Many herbal medicine practitioners also use yarrow to heal allergy as in the case of hay fever. Since the herb has multiple properties, it is useful in various different conditions. The herb is very useful when consumed after a bout of flu or other illness as it acts as a digestive tonic and helps in enhancing appetite. While treating cardiovascular problems, the herb’s antispasmodic properties are of immense use, while yarrow’s diuretic functions have made it an important medication in lowering high blood pressure as well as enhancing the blood circulation in the veins. Especially in women, yarrow is also useful in healing the problems of the reproductive system and in regulating the menstrual cycle. Yarrow has multifarious and often diverse functions in the same organ. While the herb helps in curbing heavy bleeding during periods, it can also set in periods.

Applications:

That the yarrow plant has flexible medicinal use and it is very resourceful as an herbal medication is established from the fact that various parts of the plant can be used for healing different disorders. The herb’s flowers, essential oil, leaves as well as aerial parts are useful in some way or the other. Listed below are some of the applications of the yarrow plant.

Flowers:
INFUSION: An infusion of yarrow flowers can be prepared by steeping the flowers in boiling water for some time.
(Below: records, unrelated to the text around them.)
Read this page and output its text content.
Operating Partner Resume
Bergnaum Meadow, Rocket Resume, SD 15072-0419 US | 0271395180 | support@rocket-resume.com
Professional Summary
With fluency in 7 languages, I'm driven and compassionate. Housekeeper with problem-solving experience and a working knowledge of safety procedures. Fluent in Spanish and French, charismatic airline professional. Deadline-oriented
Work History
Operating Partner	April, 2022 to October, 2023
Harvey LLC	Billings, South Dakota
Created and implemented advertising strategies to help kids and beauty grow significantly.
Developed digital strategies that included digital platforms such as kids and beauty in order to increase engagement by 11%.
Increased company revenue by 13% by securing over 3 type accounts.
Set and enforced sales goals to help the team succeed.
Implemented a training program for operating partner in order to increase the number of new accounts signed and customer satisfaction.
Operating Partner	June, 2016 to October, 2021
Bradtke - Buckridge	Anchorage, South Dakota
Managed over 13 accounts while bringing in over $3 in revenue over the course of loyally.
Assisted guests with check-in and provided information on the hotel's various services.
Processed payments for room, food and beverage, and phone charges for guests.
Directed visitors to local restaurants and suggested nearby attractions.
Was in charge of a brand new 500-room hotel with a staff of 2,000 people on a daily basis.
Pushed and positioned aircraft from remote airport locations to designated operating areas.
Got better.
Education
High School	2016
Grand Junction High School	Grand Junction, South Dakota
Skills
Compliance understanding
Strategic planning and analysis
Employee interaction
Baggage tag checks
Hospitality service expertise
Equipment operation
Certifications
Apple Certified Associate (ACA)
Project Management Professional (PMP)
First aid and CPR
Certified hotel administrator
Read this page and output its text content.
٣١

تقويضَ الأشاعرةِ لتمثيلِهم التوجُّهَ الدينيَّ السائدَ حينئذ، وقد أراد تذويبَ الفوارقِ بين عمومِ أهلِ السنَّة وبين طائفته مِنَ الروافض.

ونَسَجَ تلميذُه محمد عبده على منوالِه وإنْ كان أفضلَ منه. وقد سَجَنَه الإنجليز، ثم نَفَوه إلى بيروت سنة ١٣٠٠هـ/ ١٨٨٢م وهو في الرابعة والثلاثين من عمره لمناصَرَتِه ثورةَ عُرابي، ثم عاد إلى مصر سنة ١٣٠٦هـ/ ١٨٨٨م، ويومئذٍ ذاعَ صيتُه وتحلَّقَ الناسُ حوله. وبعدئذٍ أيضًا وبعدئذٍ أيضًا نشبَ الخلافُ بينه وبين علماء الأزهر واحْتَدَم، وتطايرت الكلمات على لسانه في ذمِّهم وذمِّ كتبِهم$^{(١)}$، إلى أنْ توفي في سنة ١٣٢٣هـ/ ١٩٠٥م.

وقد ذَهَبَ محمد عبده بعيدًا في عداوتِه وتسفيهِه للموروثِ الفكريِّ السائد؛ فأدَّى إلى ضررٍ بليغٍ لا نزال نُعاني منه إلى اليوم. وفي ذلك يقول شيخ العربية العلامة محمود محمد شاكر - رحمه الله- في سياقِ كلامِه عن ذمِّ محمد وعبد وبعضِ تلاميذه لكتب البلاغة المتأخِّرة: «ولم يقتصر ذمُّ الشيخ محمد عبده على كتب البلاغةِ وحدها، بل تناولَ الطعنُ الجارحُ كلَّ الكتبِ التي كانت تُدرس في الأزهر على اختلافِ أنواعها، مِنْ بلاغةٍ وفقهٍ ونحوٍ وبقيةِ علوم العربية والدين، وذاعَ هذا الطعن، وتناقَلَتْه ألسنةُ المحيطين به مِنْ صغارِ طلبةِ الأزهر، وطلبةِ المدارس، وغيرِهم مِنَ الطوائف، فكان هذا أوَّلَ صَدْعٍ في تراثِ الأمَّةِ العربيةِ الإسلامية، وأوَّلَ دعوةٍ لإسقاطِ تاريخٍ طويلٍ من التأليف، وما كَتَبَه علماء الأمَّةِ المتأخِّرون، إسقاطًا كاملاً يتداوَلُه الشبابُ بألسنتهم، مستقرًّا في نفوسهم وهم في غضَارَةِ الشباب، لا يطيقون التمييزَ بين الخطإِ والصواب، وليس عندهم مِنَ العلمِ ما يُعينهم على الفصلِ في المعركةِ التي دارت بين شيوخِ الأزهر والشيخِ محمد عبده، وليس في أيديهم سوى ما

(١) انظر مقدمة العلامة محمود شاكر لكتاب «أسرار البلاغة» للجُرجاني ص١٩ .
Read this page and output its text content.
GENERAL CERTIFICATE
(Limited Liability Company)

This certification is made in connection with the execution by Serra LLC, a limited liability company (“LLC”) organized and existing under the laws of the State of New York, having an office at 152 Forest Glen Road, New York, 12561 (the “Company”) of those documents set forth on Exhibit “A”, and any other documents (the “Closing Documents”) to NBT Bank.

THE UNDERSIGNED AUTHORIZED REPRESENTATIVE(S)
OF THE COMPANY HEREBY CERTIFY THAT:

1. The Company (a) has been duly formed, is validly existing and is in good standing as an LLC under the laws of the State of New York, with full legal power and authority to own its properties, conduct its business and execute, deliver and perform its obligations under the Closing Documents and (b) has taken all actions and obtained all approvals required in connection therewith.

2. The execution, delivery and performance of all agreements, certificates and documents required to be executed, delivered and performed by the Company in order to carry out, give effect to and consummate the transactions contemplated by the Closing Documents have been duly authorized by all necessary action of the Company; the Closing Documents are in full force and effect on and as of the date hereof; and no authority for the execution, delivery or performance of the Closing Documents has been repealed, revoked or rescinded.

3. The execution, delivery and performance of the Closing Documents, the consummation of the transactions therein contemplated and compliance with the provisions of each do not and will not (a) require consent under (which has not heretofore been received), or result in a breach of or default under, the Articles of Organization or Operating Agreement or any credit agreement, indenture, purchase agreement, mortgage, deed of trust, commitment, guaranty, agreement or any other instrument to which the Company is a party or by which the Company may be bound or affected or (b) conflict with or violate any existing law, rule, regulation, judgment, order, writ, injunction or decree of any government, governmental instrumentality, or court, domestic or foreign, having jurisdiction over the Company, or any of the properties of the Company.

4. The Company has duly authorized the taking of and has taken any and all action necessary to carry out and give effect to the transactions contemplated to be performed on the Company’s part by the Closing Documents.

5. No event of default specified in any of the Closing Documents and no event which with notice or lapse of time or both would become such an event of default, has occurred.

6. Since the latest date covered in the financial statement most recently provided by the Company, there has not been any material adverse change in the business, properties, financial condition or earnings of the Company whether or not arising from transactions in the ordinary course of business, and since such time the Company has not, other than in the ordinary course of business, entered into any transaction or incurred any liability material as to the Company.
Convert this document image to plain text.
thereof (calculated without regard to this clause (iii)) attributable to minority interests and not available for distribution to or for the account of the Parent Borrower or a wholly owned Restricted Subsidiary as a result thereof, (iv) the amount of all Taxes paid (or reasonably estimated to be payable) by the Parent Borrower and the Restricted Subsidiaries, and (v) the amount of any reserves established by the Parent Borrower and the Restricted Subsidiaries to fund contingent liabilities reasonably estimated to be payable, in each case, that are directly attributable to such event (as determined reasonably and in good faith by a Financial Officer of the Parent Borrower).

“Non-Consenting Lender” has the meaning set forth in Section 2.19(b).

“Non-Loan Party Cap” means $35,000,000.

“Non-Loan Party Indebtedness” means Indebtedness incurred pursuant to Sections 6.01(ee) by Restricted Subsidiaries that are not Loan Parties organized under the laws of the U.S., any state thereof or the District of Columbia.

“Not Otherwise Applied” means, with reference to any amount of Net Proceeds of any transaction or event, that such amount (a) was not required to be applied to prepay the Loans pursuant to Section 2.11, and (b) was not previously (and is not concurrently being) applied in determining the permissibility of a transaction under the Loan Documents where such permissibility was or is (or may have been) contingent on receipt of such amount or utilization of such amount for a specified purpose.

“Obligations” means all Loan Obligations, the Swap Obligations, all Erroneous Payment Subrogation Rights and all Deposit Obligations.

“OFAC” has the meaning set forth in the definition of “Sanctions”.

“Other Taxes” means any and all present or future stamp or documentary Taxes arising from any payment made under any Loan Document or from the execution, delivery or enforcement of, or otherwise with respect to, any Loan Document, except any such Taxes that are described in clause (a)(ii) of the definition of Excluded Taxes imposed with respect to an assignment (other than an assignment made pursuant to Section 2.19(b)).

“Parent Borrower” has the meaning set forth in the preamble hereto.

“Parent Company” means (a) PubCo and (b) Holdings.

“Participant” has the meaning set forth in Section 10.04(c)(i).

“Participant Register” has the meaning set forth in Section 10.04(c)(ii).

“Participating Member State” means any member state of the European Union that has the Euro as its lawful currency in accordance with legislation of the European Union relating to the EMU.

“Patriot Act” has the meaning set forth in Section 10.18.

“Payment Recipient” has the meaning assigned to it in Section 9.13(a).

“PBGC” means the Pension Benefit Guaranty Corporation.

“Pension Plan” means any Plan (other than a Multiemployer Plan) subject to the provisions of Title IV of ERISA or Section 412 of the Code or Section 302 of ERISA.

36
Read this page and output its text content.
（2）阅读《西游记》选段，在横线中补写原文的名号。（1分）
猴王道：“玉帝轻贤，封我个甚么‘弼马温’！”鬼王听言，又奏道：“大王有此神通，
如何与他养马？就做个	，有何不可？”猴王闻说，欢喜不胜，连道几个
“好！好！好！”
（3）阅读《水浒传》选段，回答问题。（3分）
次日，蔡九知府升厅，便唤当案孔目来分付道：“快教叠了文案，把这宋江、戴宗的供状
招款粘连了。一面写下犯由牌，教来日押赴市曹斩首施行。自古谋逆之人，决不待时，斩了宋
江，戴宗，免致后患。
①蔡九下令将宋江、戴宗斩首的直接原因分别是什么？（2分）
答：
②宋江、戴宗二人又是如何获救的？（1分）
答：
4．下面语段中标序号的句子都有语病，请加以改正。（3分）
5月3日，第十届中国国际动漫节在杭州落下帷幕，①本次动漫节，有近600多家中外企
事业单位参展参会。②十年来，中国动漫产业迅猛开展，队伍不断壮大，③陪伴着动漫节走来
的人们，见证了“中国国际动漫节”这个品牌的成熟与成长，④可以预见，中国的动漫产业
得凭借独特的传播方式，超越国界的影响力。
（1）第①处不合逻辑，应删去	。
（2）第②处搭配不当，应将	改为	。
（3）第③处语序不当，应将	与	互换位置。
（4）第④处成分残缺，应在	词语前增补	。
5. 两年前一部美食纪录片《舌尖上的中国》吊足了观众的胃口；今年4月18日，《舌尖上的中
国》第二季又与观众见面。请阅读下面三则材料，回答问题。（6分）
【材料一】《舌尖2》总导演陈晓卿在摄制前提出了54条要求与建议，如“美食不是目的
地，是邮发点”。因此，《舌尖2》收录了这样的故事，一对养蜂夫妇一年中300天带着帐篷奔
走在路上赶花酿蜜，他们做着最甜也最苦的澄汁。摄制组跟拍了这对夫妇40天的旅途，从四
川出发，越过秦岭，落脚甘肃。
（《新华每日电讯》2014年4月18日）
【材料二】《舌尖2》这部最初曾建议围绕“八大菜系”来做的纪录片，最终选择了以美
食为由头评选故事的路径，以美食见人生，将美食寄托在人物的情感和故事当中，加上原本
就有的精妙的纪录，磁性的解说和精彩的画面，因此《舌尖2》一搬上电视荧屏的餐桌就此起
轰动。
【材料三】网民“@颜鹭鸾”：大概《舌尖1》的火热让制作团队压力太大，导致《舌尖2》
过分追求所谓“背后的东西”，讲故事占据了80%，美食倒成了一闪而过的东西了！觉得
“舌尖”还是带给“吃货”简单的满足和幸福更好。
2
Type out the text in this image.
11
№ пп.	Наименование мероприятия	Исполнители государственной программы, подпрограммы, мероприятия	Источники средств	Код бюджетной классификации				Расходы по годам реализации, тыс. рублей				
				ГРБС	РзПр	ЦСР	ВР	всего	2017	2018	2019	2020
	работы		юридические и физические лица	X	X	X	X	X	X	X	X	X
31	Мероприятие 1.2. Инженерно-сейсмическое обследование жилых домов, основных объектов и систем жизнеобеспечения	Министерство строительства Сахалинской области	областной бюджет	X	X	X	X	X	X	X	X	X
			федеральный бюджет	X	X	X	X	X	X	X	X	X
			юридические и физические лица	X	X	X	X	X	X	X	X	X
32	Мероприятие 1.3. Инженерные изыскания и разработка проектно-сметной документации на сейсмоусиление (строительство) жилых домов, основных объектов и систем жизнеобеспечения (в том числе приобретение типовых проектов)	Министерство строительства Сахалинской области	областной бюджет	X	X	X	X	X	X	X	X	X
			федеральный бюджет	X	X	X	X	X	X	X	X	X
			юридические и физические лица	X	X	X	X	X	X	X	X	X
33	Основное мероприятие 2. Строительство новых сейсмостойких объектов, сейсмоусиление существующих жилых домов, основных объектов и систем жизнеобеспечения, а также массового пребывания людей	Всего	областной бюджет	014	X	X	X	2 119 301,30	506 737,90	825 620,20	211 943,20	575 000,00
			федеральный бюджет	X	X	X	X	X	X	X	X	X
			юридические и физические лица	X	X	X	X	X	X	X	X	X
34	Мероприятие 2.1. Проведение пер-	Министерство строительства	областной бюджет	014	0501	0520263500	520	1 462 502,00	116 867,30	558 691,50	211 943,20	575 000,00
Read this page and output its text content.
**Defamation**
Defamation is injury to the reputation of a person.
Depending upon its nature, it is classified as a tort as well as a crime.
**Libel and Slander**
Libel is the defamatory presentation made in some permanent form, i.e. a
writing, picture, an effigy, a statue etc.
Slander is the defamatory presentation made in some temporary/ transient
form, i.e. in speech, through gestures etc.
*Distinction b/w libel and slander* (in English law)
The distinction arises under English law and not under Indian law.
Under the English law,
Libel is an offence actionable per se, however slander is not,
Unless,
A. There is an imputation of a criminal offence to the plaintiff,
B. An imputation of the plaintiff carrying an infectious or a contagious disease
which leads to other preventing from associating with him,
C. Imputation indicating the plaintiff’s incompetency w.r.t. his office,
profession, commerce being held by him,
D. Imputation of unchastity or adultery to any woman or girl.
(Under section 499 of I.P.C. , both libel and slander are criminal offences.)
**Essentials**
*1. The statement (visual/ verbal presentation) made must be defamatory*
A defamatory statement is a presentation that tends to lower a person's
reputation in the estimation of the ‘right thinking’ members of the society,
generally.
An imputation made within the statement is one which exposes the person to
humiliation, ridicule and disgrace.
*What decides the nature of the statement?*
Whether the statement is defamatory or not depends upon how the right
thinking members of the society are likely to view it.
If taken internally, the infusion is useful for upper respiratory phlegm. It may also be useful to heal eczema when applied externally as a wash.
INHALATION: Fresh yarrow flowers may be added to boiling water and the aroma inhaled to cure hay fever and mild asthma.
Essential oil:
MASSAGE OIL: With a view to getting relief from swollen joints, dilute 5 to 10 drops of yarrow oil in 25 ml of permeated St. John’s wort oil and massage the amalgamation on the affected areas.
CHEST RUB: To alleviate chest colds and drive out influenza, dilute 20 drops of essential yarrow oil in 25 ml of almond or sunflower oil and blend it with eucalyptus, peppermint, hyssop or thyme oil and rub the mixture on the chest.
Leaves:
FRESH: Inserting a yarrow leaf into the nostril helps in curbing nosebleed.
POULTICE: Cuts and scratches on the body can be healed by wrapping cleansed fresh yarrow leaves on the affected regions.
Aerial parts:
INFUSION: An infusion prepared with the aerial parts of the yarrow plant is useful in reducing fevers. The infusion is also useful as a digestive stimulant.
TINCTURE: Yarrow tincture is useful for healing urinary disorders and menstrual problems. It is also recommended for cardiovascular complaints.
COMPRESS: One may soak a pad in the yarrow infusion or dilute the yarrow tincture to get relief from varicose veins.

Stomach-Friendly Wine:

  • 2 cups (120 g) yarrow flowers
  • 6 cups (1 1/2 liters) dry white wine

Crush the flowers in a mortar or an electric blender. Let stand for 1 month in a glass jar away from light, then strain.
Bitter yet healthy for digestion, fighting stomach cramps and flatulence. As an aperitif or a digestive, take 1 Tablespoon (15 ml).